Zdaniem Chanosa, po wydarzeniach z 2022 roku system cryptos zmienia się nie do poznania. „Użytkownicy zrozumieli, że bez regulacji i podległości, do pewnego stopnia, pod władze finansowe, nie będzie bezpieczeństwa w świecie kryptowalut. Jeśli one mają się dalej rozwijać, to muszą stać się rynkiem regulowanym. Rok 2022 udowodnił, że kwitnie oszustwo na rynku kryptowalut” – uważa Chanos.
Słynny short-seller uważa, że kryptowaluty to była bańka internetowa na sterydach. „Nie sądzę jednak, żeby jej pęknięcie miało wpływ na cały rynek finansowy. Oczywiście, rynek kryptowalut jest już spory, ale jeszcze nie jest tak duży, aby zaraził tradycyjny rynek finansowy przy pomocy efektu zarażania” – stwierdził Chanos.
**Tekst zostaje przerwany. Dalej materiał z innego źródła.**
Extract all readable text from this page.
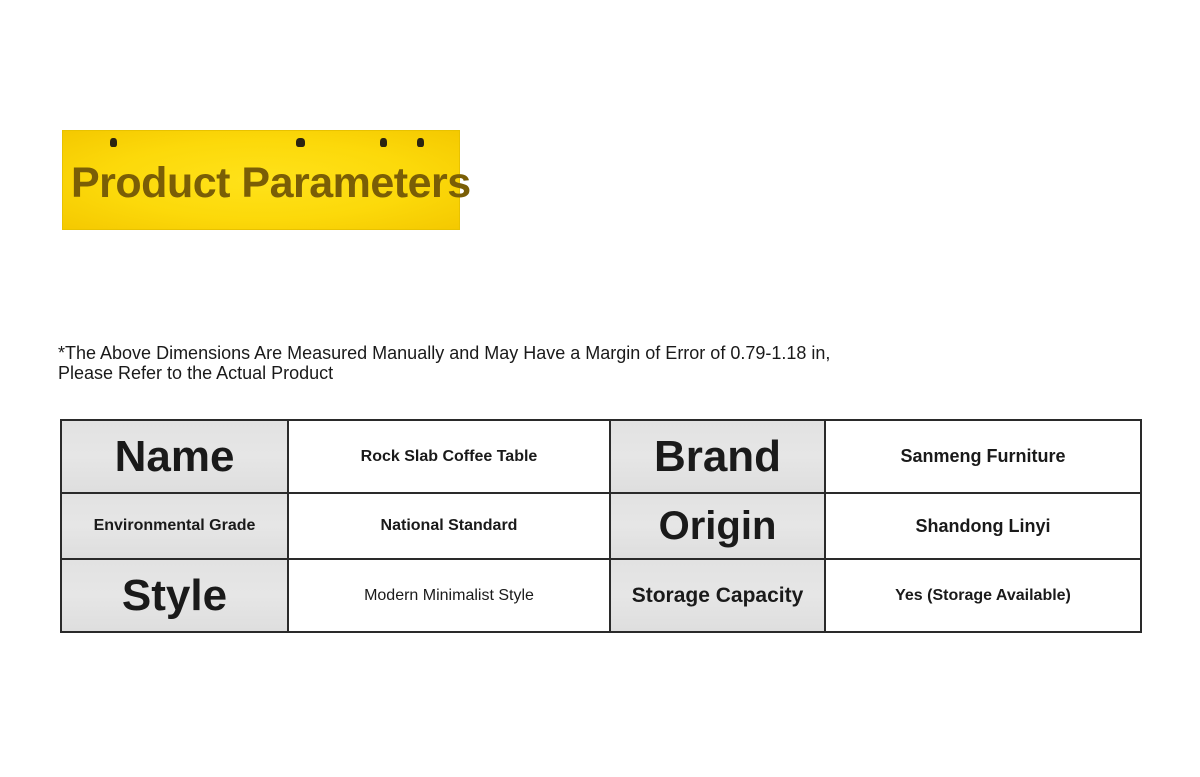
Product Parameters
*The Above Dimensions Are Measured Manually and May Have a Margin of Error of 0.79-1.18 in,
Please Refer to the Actual Product
Name	Rock Slab Coffee Table	Brand	Sanmeng Furniture
Environmental Grade	National Standard	Origin	Shandong Linyi
Style	Modern Minimalist Style	Storage Capacity	Yes (Storage Available)
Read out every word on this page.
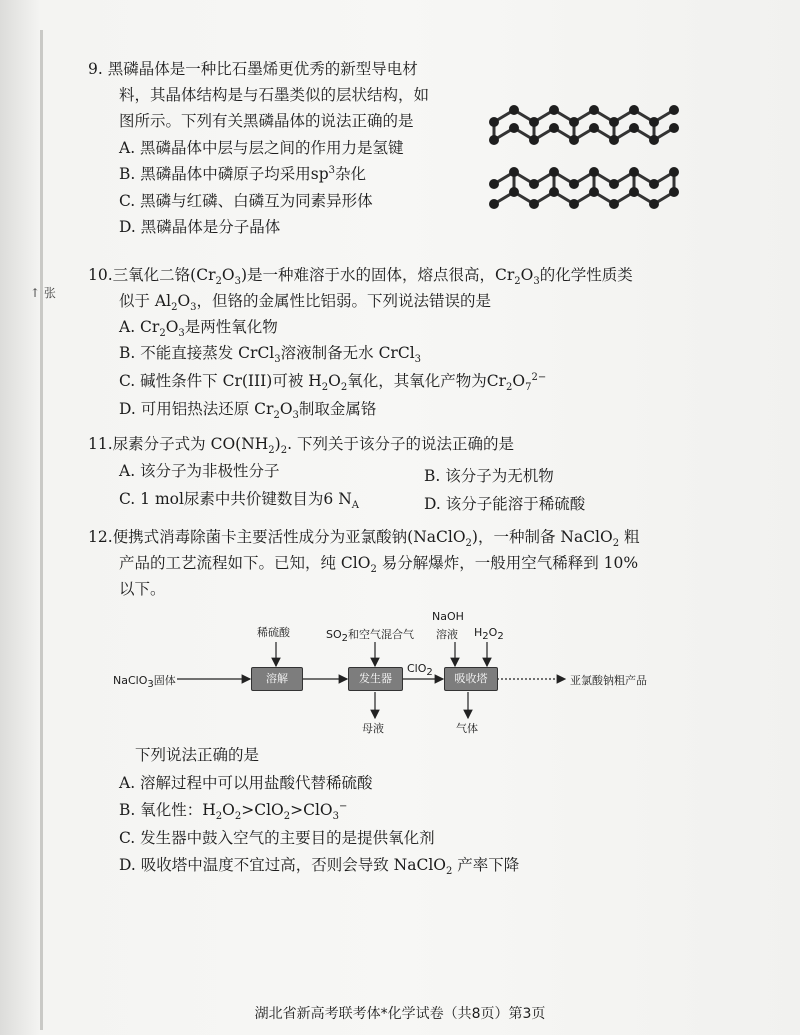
↑ 张
9. 黑磷晶体是一种比石墨烯更优秀的新型导电材
料，其晶体结构是与石墨类似的层状结构，如
图所示。下列有关黑磷晶体的说法正确的是
A. 黑磷晶体中层与层之间的作用力是氢键
B. 黑磷晶体中磷原子均采用$sp^3$杂化
C. 黑磷与红磷、白磷互为同素异形体
D. 黑磷晶体是分子晶体
10.三氧化二铬$(Cr_2O_3)$是一种难溶于水的固体，熔点很高，$Cr_2O_3$的化学性质类
似于 $Al_2O_3$，但铬的金属性比铝弱。下列说法错误的是
A. $Cr_2O_3$是两性氧化物
B. 不能直接蒸发 CrCl$_3$溶液制备无水 CrCl$_3$
C. 碱性条件下 Cr(III)可被 $H_2O_2$氧化，其氧化产物为$Cr_2O_7^{2-}$
D. 可用铝热法还原 $Cr_2O_3$制取金属铬
11.尿素分子式为 $CO(NH_2)_2$. 下列关于该分子的说法正确的是
A. 该分子为非极性分子	B. 该分子为无机物
C. 1 mol尿素中共价键数目为6 $N_A$	D. 该分子能溶于稀硫酸
12.便携式消毒除菌卡主要活性成分为亚氯酸钠(NaClO$_2$)，一种制备 NaClO$_2$ 粗
产品的工艺流程如下。已知，纯 ClO$_2$ 易分解爆炸，一般用空气稀释到 10%
以下。
NaClO$_3$固体
稀硫酸	$SO_2$和空气混合气
NaOH
溶液 $H_2O_2$
溶解	发生器	吸收塔
ClO$_2$
母液	气体
亚氯酸钠粗产品
下列说法正确的是
A. 溶解过程中可以用盐酸代替稀硫酸
B. 氧化性：$H_2O_2>ClO_2>ClO_3^-$
C. 发生器中鼓入空气的主要目的是提供氧化剂
D. 吸收塔中温度不宜过高，否则会导致 NaClO$_2$ 产率下降
湖北省新高考联考体*化学试卷（共8页）第3页
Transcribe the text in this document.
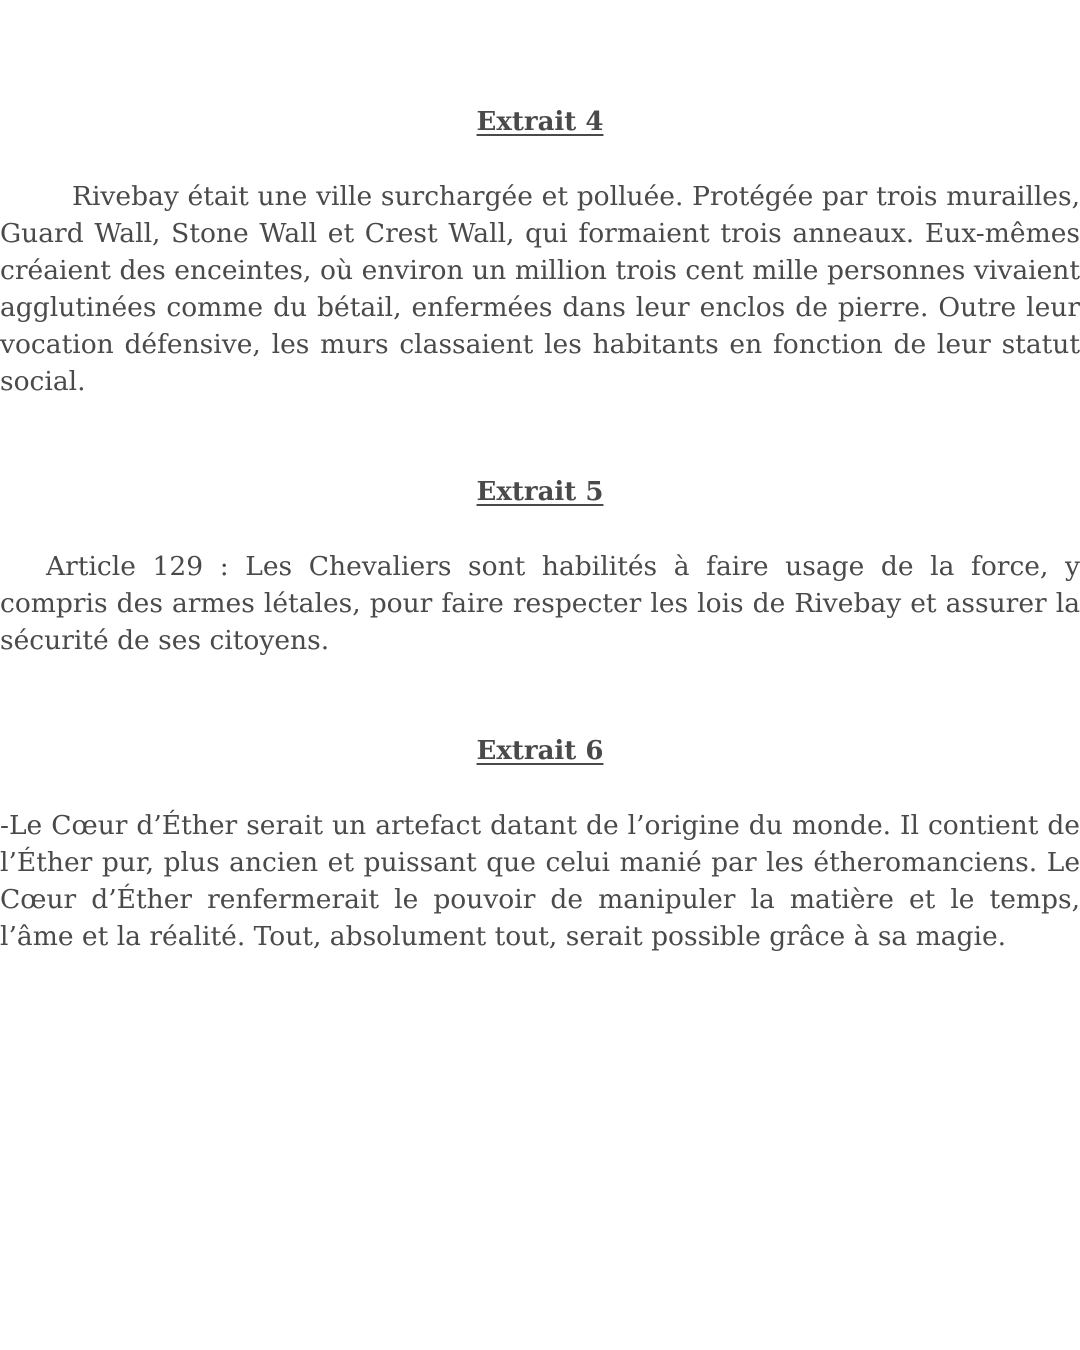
Extrait 4

Rivebay était une ville surchargée et polluée. Protégée par trois murailles, Guard Wall, Stone Wall et Crest Wall, qui formaient trois anneaux. Eux-mêmes créaient des enceintes, où environ un million trois cent mille personnes vivaient agglutinées comme du bétail, enfermées dans leur enclos de pierre. Outre leur vocation défensive, les murs classaient les habitants en fonction de leur statut social.

Extrait 5

Article 129 : Les Chevaliers sont habilités à faire usage de la force, y compris des armes létales, pour faire respecter les lois de Rivebay et assurer la sécurité de ses citoyens.

Extrait 6

-Le Cœur d’Éther serait un artefact datant de l’origine du monde. Il contient de l’Éther pur, plus ancien et puissant que celui manié par les étheromanciens. Le Cœur d’Éther renfermerait le pouvoir de manipuler la matière et le temps, l’âme et la réalité. Tout, absolument tout, serait possible grâce à sa magie.
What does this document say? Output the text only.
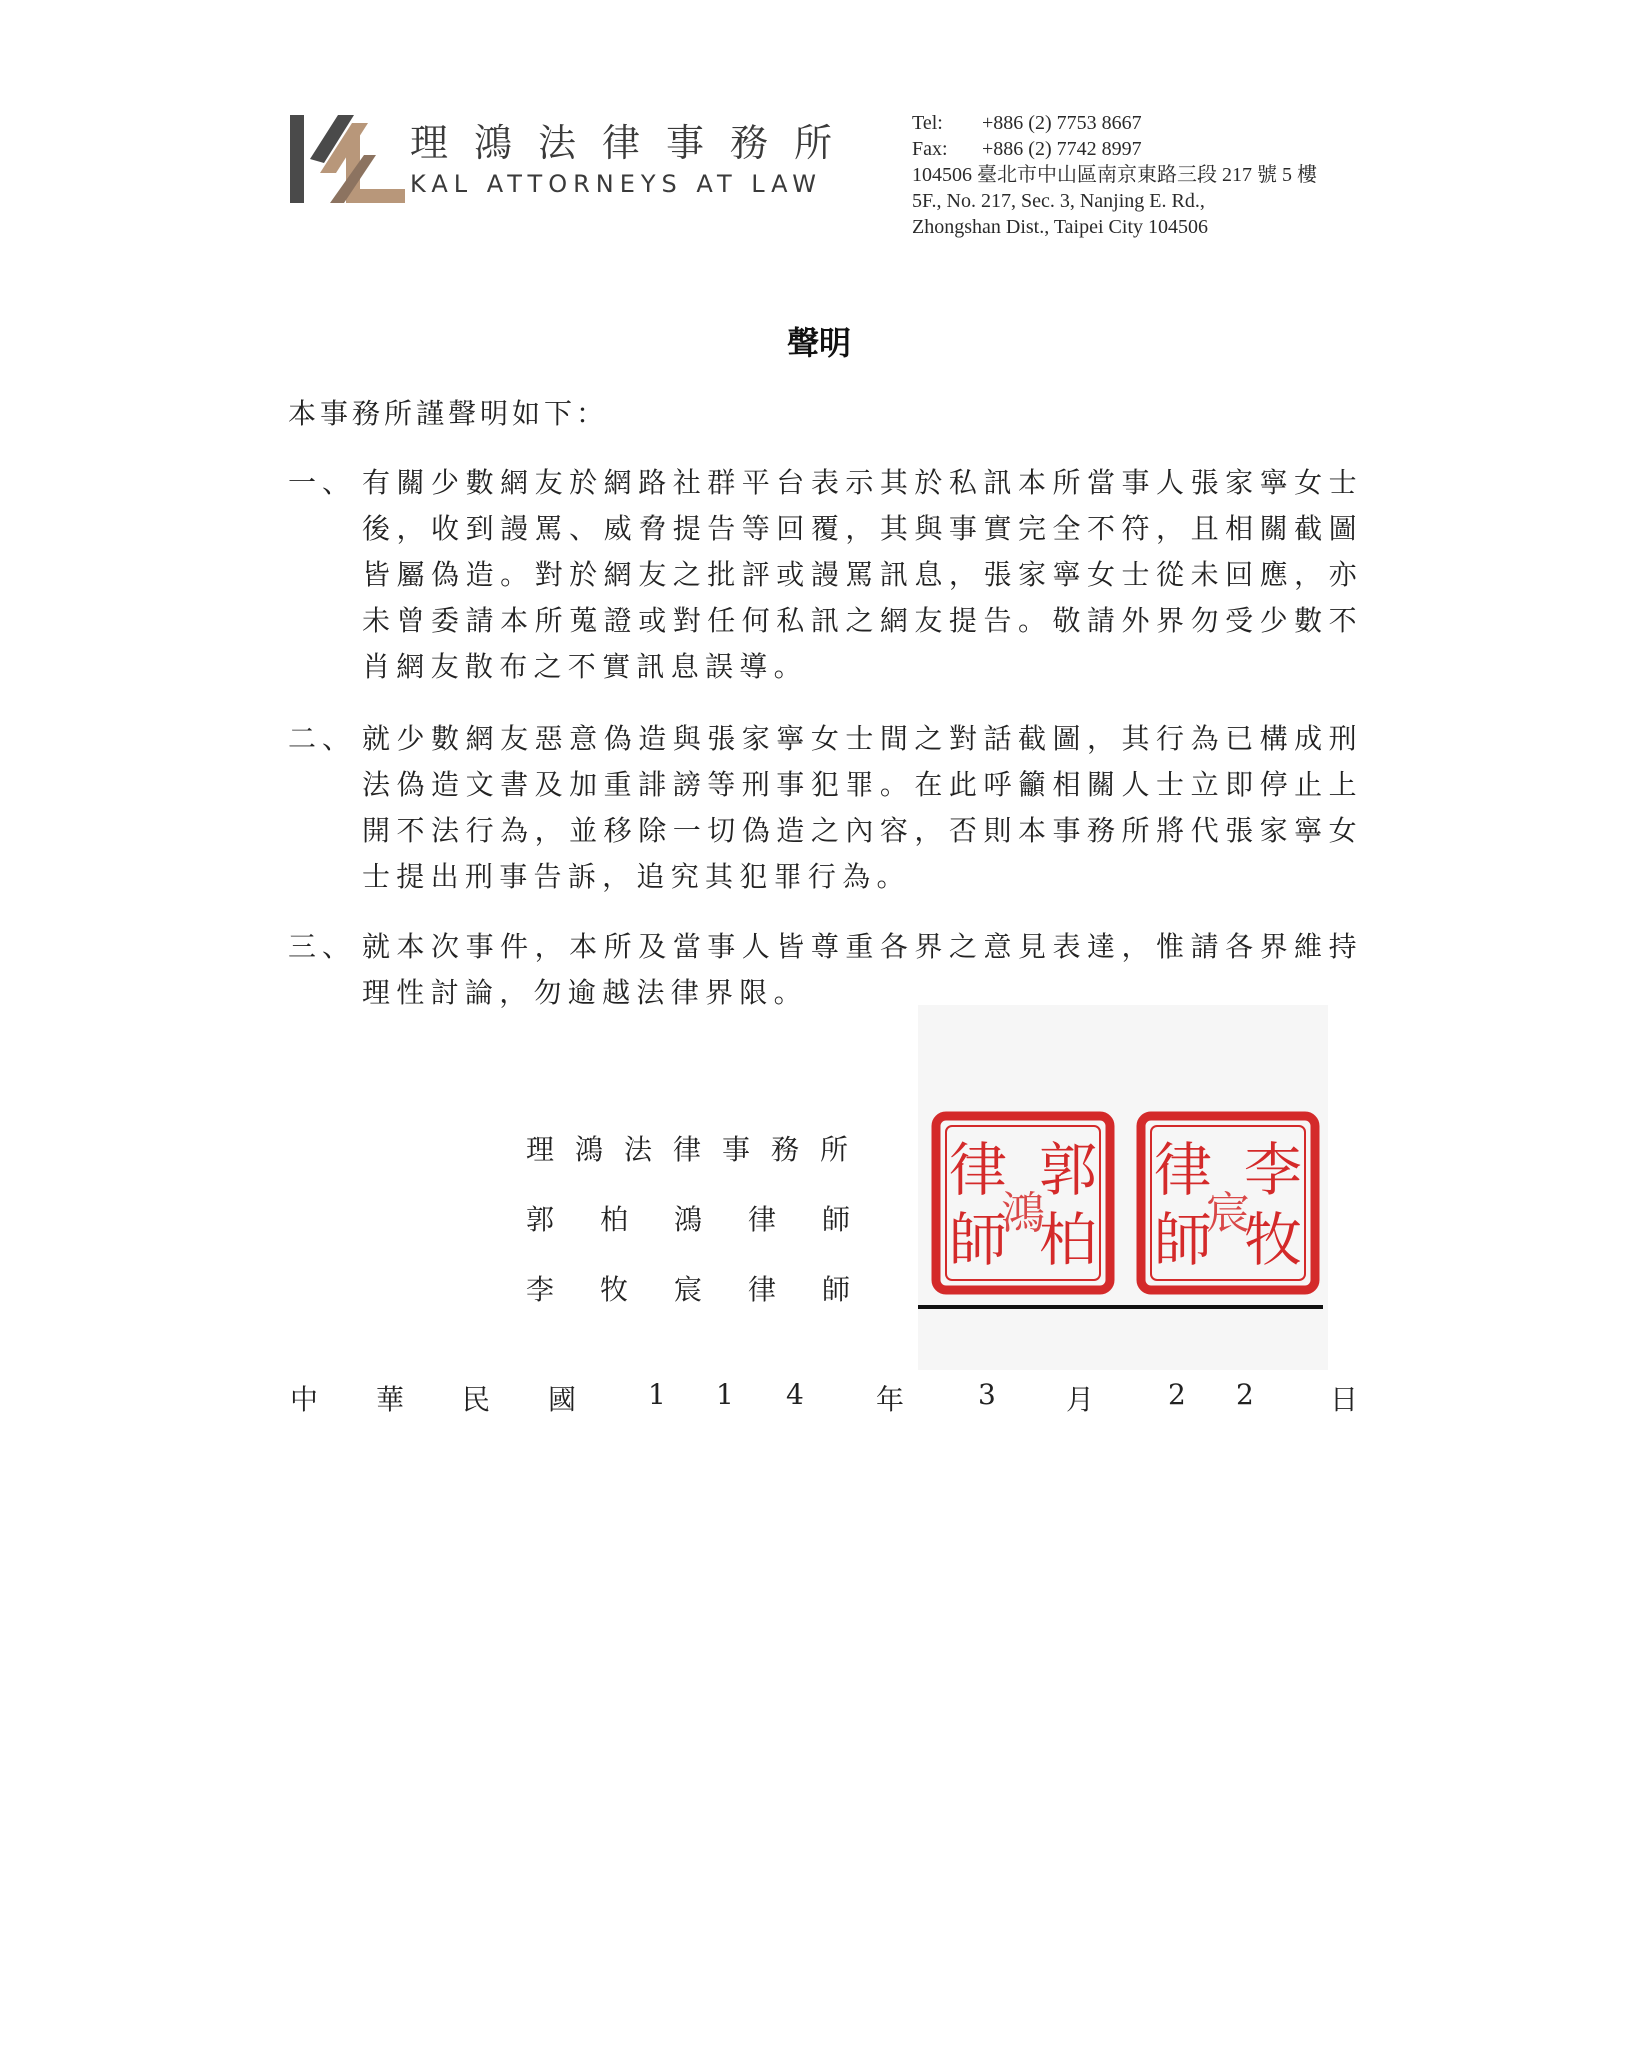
理鴻法律事務所
KAL ATTORNEYS AT LAW
Tel: +886 (2) 7753 8667
Fax: +886 (2) 7742 8997
104506 臺北市中山區南京東路三段 217 號 5 樓
5F., No. 217, Sec. 3, Nanjing E. Rd.,
Zhongshan Dist., Taipei City 104506
聲明
本事務所謹聲明如下：
一、 有關少數網友於網路社群平台表示其於私訊本所當事人張家寧女士後，收到謾罵、威脅提告等回覆，其與事實完全不符，且相關截圖皆屬偽造。對於網友之批評或謾罵訊息，張家寧女士從未回應，亦未曾委請本所蒐證或對任何私訊之網友提告。敬請外界勿受少數不肖網友散布之不實訊息誤導。
二、 就少數網友惡意偽造與張家寧女士間之對話截圖，其行為已構成刑法偽造文書及加重誹謗等刑事犯罪。在此呼籲相關人士立即停止上開不法行為，並移除一切偽造之內容，否則本事務所將代張家寧女士提出刑事告訴，追究其犯罪行為。
三、 就本次事件，本所及當事人皆尊重各界之意見表達，惟請各界維持理性討論，勿逾越法律界限。
理鴻法律事務所
郭柏鴻律師
李牧宸律師
郭
柏
律
師
鴻
李
牧
律
師
宸
中 華 民 國	1 1 4	年	3	月	2 2	日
Kolejne bankructwo w świecie kryptowalut. Upadłość ogłosiła firma BlockFi
Bańka na Tesli pęka, jeszcze nie jesteśmy na dnie bessy
Chanos przyznaje, że generalnie w ostatnich latach nastał czas oszustw na rynku finansowym. „Nie jest problemem znaleźć te oszustwa. Wystarczy zobaczyć, kto pozyskuje duży kapitał, ale nie ma przekonującego modelu biznesowego i się nie rozwija. Przecież spółka, która nie zwiększa regularnie przychodów, mimo że pozyskała kapitał na rozwój, daje wyraźny sygnał, że co jest nie tak. Problemem nie jest więc znaleźć takie spółki, tylko wyczuć, kiedy powinno się je zacząć szortować, bo rynek potrafi dość długo pozostawać nieracjonalny” – stwierdza Chanos.
Słynny short-seller wypowiedział się na temat Tesli. „Jej wycena od szczytu spadła już o około -60%. Tesla robi bardzo drogie, luksusowe auta elektryczne. Ma oczywiście wysoką marżę, o wiele wyższą od konkurentów. Jednak nie sądzę, aby to było do utrzymania. Tymczasem konkurencja będzie coraz mocniej napierać. Za 10 lat większość nowo sprzedawanych aut to będą EV, ale nie sądzę, żeby gros z nich miał znaczek Tesli na masce. Stawiam tezę, że w najbliższych latach ludzie stracą więcej na akcjach Tesli, niż na nich do tej pory zarobili” – stwierdził Chanos.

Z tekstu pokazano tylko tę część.